All-wheat dough has enough gluten that only a few stretch-and-folds are necessary during the fermentation process. When working with spelt, however, stretch-and-folds are vital to the structure of the loaf. The lower gluten content requires more work to build the strength and tension in the dough.
The spelt also benefits from a slightly higher baking temperature. Again, the lower ratio of gluten limits the tension that can help the loaf hold its shape. Thus a good oven spring is important to avoiding a shallow, dense loaf.
1/2 cup starter
1/2 cup water
3/4 cup spelt flour
3/4 cup water
1 1/2 cup all purpose flour
1 teaspoon salt
1. 6-8 hours after feeding your starter, mix 1/2 cup of the starter with 1/2 cup of water and the spelt flour. Let sit at room temperature for 1-2 hours.

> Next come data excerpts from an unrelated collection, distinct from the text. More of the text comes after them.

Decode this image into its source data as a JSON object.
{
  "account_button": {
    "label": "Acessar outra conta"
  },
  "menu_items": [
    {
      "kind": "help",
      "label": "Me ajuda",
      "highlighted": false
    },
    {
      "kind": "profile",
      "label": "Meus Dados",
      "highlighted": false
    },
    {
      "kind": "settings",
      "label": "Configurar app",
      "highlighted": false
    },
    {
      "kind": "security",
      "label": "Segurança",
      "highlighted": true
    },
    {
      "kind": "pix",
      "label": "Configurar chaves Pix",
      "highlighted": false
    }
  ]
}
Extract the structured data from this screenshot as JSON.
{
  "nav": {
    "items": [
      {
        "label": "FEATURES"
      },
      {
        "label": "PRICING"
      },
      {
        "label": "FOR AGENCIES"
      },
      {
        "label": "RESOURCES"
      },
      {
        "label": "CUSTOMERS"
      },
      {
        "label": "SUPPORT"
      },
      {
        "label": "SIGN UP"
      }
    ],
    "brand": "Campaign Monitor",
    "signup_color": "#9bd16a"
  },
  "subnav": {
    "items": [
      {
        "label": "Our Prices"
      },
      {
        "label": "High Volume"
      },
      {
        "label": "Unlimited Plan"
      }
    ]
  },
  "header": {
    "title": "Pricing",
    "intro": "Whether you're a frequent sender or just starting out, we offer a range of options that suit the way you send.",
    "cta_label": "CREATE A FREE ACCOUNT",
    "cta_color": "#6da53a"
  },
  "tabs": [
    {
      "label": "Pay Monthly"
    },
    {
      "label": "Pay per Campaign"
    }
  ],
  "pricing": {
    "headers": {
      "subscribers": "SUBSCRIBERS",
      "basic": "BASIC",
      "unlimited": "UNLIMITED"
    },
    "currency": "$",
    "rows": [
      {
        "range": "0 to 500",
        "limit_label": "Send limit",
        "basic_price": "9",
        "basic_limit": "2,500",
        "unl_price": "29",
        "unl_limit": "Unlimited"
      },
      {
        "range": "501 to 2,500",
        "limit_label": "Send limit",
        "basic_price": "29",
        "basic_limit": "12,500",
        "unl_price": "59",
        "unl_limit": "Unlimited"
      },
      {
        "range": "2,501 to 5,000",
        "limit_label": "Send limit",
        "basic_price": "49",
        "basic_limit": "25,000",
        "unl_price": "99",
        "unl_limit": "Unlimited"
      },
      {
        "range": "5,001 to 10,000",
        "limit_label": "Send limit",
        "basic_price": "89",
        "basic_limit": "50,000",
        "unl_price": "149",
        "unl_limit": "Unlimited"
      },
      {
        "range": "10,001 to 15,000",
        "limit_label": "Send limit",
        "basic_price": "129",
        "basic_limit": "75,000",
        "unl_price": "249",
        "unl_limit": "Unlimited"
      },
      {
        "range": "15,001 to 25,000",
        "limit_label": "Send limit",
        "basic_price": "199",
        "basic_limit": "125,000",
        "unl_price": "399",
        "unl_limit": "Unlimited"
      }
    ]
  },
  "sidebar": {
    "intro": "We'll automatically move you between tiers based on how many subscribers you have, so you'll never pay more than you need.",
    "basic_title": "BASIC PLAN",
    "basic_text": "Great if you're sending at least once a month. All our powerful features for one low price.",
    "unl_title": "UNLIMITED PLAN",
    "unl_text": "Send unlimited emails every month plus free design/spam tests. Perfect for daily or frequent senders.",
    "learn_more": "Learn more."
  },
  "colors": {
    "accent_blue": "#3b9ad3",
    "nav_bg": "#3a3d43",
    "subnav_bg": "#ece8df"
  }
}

2. Add the rest of the water, all-purpose flour, and salt, and mix together until it forms a shaggy dough. Let sit for 30 minutes.
3. While the dough is still in the mixing bowl, stretch and fold the dough in half. Rotate the bowl 90° and repeat. Do this 10 times to thoroughly mix the dough and build the strength of the gluten.
4. Cover the dough loosely with plastic wrap and let sit 6-8 hours.
5. Flour your counter or table, turn the dough out of the bowl, and pre-shape into a round (refer back to these videos for guidance in shaping and pre-shaping). Let rest for 10 minutes.
6. Shape your dough into a tight round, again referring to the videos for guidance.
7. Place the shaped round into banneton or in a bowl with a well-floured towel. Let sit for 2-3 hours at room temperature.
8. Place your baking sheet in the oven and pre-heat to 475°F.
9. Take the sheet out of the oven, turn the loaf onto the hot pan. Score the top of the loaf to allow the steam to escape. Brush the loaf water, or spray the loaf and the oven with water to create steam and return the pan to the oven. Lower the heat to 450°F.
10. Bake for 30-40 minutes. If using a Dutch oven, remove the lid after 25 minutes to allow a nice crust to form.
11. Remove from the oven and let cool before eating!
As you bake today, pray for the areas of your life that might require a bit more stretching in order to build sufficient strength. Thank God for the people and experiences in your life who help stretch and strengthen you and for the beauty that is to come out of the process, as difficult as it might be.